VARIANTES
Angus - Batalhas Medievais
Se quiserem, ao invés de seguir sempre a mesma seqüência, os
jogadores podem seguir uma nova seqüência a cada rodada. Na 2a rodada
começa a jogar o jogador à esquerda de quem começou na 1a; na 3a
começa o jogador à esquerda de quem começou na 2a; etc. Outra opção
é sortear a seqüência no início de cada nova rodada.
Obs.: A ordem de jogada variável é muito comum nos jogos europeus
atuais, conhecidos como jogos de segunda geração. Algumas razões que nos fizeram
hesitar em incluir essa regra no jogo foram:
·
Não constatamos um favorecimento evidente do jogador inicial
ou do final (embora haja suspeitas de um favorecimento do último a jogar);
·
Consideramos que para o mercado brasileiro, esse era um pequeno
complicador adicional, já que os jogadores não estão acostumados com a ordem
de jogada variável;
·
Com a seqüência rotativa passando para a esquerda, o primeiro
a jogar precisa esperar todos jogarem duas vezes antes de jogar novamente. Num
jogo com combates, isso poderia ser fatal. Chegamos a pensar em fazer a rotação para a
direita, mas aí alguém sempre jogaria duas vezes seguidas.

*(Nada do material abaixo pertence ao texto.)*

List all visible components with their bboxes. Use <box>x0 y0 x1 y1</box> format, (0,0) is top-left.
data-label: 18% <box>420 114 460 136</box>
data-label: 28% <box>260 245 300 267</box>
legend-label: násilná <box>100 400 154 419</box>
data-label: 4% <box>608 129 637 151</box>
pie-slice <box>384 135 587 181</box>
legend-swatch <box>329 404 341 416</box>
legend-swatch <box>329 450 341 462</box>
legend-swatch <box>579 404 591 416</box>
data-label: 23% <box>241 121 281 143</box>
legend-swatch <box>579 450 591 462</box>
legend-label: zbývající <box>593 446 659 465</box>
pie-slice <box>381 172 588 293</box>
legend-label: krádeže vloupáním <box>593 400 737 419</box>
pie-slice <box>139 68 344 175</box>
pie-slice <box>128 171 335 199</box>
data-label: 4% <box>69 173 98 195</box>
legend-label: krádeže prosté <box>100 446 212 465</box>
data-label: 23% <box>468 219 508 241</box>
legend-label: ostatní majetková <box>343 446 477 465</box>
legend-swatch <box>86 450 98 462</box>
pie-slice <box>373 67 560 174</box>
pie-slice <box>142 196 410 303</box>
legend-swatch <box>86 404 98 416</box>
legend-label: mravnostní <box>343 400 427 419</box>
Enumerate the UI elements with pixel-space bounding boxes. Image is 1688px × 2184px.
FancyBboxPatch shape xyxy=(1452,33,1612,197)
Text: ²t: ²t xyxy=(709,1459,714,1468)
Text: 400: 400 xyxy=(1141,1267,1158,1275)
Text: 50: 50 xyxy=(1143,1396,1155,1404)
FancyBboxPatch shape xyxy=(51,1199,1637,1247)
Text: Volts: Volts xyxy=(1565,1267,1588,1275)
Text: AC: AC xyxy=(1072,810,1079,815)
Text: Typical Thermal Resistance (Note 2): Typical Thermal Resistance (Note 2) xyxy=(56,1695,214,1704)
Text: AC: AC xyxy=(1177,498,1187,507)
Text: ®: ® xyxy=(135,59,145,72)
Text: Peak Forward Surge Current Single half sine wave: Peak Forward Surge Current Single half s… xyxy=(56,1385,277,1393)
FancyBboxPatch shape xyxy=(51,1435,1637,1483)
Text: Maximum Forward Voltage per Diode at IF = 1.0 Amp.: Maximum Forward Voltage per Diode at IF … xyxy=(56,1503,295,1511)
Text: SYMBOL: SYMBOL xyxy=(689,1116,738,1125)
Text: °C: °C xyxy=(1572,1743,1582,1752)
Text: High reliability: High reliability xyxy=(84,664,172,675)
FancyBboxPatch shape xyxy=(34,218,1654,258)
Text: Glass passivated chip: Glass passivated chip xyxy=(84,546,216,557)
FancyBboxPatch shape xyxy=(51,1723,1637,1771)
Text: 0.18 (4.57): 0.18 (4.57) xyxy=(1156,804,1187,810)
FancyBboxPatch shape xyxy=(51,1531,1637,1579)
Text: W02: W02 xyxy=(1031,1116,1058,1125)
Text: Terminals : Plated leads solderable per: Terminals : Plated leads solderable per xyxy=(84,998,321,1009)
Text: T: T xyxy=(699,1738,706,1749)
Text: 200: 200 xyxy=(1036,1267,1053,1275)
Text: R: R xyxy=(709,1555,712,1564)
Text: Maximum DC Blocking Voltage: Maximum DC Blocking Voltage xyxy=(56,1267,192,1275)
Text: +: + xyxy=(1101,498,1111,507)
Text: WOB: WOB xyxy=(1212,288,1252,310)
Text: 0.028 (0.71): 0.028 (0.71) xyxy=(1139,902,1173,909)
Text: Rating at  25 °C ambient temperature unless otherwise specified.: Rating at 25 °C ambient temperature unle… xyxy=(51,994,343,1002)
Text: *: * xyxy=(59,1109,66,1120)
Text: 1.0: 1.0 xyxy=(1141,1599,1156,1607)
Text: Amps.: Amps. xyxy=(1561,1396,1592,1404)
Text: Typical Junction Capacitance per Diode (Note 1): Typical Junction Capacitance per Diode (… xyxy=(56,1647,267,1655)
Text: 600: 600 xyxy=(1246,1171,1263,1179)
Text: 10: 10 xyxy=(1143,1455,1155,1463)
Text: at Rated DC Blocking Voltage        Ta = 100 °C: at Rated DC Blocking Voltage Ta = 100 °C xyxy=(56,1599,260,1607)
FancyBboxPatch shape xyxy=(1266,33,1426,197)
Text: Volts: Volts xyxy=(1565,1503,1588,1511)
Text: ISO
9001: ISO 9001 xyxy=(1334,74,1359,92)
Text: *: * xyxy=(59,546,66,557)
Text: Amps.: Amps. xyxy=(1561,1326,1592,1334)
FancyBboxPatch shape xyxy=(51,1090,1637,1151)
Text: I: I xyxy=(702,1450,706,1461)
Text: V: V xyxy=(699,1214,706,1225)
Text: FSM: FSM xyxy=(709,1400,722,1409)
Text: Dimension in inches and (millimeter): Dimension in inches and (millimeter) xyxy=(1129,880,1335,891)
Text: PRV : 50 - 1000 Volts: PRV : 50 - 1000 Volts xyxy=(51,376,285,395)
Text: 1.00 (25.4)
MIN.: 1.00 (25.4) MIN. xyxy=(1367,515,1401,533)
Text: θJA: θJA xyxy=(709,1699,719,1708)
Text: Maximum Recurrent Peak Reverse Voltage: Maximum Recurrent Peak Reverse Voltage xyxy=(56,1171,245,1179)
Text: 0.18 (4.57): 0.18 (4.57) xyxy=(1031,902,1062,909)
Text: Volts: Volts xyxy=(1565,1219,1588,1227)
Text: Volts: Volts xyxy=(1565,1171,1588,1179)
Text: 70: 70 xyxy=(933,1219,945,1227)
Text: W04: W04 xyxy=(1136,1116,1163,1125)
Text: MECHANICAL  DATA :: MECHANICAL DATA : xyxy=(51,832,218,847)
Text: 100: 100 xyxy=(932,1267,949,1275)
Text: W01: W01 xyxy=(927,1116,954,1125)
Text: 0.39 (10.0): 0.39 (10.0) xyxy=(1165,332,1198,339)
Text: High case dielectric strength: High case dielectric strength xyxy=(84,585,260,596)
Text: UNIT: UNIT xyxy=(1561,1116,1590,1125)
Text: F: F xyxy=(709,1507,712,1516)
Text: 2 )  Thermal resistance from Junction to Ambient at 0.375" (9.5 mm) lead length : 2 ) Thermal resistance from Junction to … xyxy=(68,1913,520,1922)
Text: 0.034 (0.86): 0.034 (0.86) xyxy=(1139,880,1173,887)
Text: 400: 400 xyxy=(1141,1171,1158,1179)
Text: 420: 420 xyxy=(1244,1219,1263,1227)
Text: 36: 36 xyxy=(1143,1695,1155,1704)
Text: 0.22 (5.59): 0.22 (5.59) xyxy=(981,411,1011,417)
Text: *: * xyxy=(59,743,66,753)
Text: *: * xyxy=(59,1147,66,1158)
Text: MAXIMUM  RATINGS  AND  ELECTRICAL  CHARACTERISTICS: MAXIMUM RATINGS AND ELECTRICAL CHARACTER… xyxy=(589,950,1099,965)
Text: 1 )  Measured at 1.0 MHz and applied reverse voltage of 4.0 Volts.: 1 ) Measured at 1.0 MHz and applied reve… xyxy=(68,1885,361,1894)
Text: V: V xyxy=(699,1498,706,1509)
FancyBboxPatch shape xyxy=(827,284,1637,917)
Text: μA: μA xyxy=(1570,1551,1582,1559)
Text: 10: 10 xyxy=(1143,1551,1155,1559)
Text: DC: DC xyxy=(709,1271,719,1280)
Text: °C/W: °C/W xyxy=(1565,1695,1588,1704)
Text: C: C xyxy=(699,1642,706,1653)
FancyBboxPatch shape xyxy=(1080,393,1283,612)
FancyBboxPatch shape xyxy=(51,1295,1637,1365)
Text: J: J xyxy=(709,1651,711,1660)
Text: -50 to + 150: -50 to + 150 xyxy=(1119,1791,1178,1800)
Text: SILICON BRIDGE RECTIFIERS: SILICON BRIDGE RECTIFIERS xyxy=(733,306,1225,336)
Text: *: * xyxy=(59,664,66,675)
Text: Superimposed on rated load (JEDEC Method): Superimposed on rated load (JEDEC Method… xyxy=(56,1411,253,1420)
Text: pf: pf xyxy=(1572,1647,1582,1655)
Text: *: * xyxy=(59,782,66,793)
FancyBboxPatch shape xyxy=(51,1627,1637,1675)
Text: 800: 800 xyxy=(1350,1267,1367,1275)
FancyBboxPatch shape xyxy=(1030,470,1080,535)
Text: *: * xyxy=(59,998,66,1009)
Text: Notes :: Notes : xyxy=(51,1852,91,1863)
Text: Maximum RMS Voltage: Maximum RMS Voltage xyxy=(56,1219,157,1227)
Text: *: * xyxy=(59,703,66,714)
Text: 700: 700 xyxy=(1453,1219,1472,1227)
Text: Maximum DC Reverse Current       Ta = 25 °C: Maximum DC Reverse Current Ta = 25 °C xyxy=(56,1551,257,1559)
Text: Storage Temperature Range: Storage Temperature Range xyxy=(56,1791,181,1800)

Obs.: Não testamos isso não apenas por falta de tempo mas porque
consideramos como uma complicação para quem só conhece os jogos disponíveis
no Brasil. No entanto, nos pareceu ser uma boa idéia. Vários jogadores sugeriram
isso antes e depois do lançamento, entre eles (que eu me lembre), o CB e o Flávio
Hara. É algo que geralmente ocorre para quem já jogou o Mare Nostrum. Há até
quem tenha jogado com três etapas, primeiro todos constroem, depois todos movimentam
e por fim resolvem os conflitos. Só que aí precisa pensar numa solução para
os conflitos com três povos ou mais, que com essa regra poderiam ocorrer.
Se optar por essa variante, ao abrir uma carta viking, despreze
o critério que indica qual jogador moverá o viking. Cada jogador deve então
escolher uma de suas cartas de batalha e baixá-la com o número para baixo. Todos
revelam ao mesmo tempo e quem tiver colocado o maior número move o viking. As
cartas de todos são descartadas.
Em caso de empate, faça o desempate numa disputa de dados.
Como nas batalhas, se alguém jogar seu 0, recupera essa carta.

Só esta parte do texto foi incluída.